Bourges, le 14 avril 2002 - Deux des meilleurs exportateurs français de musique se retrouvaient à Bourges pour des projets singuliers : Jean-Michel Jarre pour un concert en tout petit comité, Yann Tiersen avec un orchestre symphonique... Tandis que l’électro oscille entre enracinement fécond et hype qui se dégonfle.

Avant et après la French touch

Bourges, le 14 avril 2002 - Deux des meilleurs exportateurs français de musique se retrouvaient à Bourges pour des projets singuliers : Jean-Michel Jarre pour un concert en tout petit comité, Yann Tiersen avec un orchestre symphonique... Tandis que l’électro oscille entre enracinement fécond et hype qui se dégonfle.

Longtemps, on a considéré que la France ne savait pas exporter sa musique. Les Français ne sont pas des gagneurs, leur langue ne swingue pas, ils n’ont pas de talent rythmique - et Edith Piaf était d’un autre temps, ma bonne dame. Avec les prodiges à l’exportation de la French touch, les milieux de la musique sont saisis d’ambitions nouvelles et on apprend aussi à reconnaître que quelques précurseurs avaient ouvert la voie. Ainsi, les « audio brunchs » du Printemps de Bourges se sont-ils centrés cette année sur des rencontres entre grands anciens et jeunes talents de l’électro.

La présence de Jean-Michel Jarre était naturelle : ancien étudiant de Pierre Schaeffer au Groupe de recherche musicale, il a donné à la musique électronique française son premier grand succès international avec Oxygène, puis parcouru le monde avec de gigantesques spectacles. Longtemps considéré comme une exception (un Français qui s’exporte), il rappelle maintenant combien il préfigurait le succès mondial de Daft Punk ou Air. D’ailleurs, dit-il, «j’ai toujours considéré le rock comme une musique ethnique anglo-saxonne ». Le paradoxe était donc stimulant, vendredi en début d’après-midi, de le voir jouer pour à peine plus de cent invités dans la salle du palais Jacques-Cœur, devant une énorme cheminée Renaissance.
« Je suis soigneux », prévient-il : il est venu avec son VCS III, le premier synthétiseur de l’histoire, qu’il avait acheté en 1966, et également un vénérable theremin fabriqué juste après-guerre sur le modèle du premier instrument électronique, créé par Léon Theremin dans les années 20. Outre ces instruments, il utilise deux séquenceurs des années 80 ainsi qu’une groovebox toute neuve. En presque une heure, il présente quatre courtes pièces, dont une composition datant de ses études, dans les années 60. On reconnaît çà et là une part de la fluidité du « son Jarre » (comme la fameuse onde basse serrée d’Oxygène), mais également des textures beaucoup plus denses, parfois franchement schaefferiennes, parfois puisées dans la palette électronique actuelle. Et on sent une intelligence musicale en action : Jean-Michel Jarre joue avec les émotions de dancefloor avec des montées rythmiques house qu’il désamorce, détourne ou déforme avec une sorte de gourmandise de la frustration, puis il lance des passages établissant un pont culturel entre les manières du new beat belge du début des années 90 et le big beat anglais...

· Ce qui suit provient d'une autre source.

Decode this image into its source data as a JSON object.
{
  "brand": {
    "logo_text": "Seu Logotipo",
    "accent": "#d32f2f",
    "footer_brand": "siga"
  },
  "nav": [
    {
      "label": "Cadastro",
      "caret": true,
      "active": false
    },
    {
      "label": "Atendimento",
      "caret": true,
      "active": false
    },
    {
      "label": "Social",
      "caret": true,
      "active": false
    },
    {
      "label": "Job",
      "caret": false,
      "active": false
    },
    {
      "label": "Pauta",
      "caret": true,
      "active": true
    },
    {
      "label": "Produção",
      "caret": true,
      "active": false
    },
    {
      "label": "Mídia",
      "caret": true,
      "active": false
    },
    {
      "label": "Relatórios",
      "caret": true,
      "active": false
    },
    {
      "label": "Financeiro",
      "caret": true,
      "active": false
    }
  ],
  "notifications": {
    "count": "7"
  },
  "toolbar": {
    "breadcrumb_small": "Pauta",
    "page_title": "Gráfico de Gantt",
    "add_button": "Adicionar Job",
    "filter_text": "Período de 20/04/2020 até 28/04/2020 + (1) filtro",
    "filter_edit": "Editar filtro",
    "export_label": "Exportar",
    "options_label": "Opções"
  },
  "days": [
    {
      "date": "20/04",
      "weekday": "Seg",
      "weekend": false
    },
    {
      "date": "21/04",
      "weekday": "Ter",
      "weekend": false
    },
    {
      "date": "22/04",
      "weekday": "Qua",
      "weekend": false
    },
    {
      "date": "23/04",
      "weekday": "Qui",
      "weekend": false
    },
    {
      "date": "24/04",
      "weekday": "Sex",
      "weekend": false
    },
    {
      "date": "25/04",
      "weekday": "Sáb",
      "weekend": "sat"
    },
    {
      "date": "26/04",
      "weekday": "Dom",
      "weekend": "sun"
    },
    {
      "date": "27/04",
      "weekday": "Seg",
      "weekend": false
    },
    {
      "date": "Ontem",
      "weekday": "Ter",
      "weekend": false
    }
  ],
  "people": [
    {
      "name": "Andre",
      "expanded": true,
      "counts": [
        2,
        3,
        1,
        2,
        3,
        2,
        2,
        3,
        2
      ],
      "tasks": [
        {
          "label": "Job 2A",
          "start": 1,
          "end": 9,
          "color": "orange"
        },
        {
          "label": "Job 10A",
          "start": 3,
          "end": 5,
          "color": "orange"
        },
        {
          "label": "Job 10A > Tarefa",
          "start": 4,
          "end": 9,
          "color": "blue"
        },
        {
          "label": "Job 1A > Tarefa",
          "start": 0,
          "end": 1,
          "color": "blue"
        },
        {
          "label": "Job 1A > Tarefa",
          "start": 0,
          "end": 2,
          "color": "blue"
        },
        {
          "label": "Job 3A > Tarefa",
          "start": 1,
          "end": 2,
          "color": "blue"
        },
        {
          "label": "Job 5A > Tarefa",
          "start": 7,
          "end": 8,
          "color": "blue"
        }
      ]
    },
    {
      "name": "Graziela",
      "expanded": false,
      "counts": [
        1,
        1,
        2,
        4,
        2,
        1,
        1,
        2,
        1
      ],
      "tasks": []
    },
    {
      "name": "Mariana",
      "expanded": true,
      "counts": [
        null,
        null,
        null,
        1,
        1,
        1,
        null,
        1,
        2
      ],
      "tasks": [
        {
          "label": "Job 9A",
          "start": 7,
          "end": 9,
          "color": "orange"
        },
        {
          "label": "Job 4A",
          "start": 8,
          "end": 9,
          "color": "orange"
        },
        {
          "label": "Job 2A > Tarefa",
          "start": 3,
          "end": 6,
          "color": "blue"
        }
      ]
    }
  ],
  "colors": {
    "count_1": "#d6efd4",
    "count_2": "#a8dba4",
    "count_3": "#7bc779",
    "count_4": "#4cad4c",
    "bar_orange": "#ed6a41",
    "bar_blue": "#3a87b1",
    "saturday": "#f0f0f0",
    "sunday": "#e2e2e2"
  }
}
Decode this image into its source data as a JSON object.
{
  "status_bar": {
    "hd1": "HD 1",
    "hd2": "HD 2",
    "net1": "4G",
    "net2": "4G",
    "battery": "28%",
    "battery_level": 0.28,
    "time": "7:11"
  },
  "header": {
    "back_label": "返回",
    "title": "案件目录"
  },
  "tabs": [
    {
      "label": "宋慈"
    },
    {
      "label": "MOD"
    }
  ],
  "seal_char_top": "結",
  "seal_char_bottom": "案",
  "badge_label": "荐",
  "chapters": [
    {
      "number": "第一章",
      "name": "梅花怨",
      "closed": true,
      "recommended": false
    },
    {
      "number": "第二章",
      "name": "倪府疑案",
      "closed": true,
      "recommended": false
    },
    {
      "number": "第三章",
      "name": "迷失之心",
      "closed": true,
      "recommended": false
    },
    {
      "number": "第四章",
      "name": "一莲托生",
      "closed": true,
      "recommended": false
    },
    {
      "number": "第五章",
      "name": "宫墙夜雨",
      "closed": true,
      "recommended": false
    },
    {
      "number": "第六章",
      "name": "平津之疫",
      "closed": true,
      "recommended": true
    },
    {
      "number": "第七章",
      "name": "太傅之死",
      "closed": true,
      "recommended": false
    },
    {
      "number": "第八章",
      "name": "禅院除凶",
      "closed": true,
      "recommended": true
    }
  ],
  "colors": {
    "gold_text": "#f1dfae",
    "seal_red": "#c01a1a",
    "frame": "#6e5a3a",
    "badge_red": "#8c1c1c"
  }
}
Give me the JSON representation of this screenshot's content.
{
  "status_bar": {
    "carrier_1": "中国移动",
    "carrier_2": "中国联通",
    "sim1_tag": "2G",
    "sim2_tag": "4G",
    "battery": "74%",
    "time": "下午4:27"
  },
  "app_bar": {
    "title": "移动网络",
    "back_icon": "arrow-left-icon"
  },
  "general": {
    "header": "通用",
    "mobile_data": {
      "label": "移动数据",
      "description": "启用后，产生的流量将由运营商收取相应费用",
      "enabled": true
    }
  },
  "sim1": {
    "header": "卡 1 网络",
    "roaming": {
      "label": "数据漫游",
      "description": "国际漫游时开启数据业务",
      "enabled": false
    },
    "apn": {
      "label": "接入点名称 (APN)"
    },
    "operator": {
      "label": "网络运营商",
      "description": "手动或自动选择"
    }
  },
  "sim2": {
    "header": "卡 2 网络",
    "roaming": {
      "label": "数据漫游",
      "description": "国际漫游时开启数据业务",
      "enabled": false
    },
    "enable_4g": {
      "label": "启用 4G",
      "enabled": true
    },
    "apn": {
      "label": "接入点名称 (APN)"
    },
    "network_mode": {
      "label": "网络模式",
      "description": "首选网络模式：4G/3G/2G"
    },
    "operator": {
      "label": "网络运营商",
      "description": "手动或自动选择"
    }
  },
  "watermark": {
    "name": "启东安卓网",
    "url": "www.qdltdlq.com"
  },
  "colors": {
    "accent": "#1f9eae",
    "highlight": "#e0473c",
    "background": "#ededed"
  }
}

Leçon d’histoire ? Ce n’est pas la seule. Au brunch de samedi, X-Tra Systoles venait jouer la musique de Jean-Jacques Perrey, pionnier d’une pop électronique humoristique dans les années 60. N’arrivant pas à convaincre le milieu de la musique en France, il finit par partir aux Etats-Unis où il travailla pour Disney (on joue encore sa musique à Disneyland, pendant la fameuse « parade électrique »), la publicité, la télévision et le disque pour enfants. X-Tra Systoles reprend sa musique dans une débauche de grincements, de bâillements et de rots électroniques, et avec une solide bonne humeur : costumes clownesques, trombone rallongé avec du tuyau d’arrosage, chant abstrait, percussions à l’à-propos franchement comique... Et la mince techno limpide de Soul Designer répondant à Jean-Michel Jarre, comme la fantaisie délirante de Roudoudou venant après X-Tra Systoles, permettent de lire des filiations entre le paysage électronique du siècle dernier (eh oui, l’expression est cruelle mais commode et signifiante) et cette tendance si heureusement créative aujourd’hui, qui affirme travailler la musique électronique pour donner plaisir et sourire à l’auditeur.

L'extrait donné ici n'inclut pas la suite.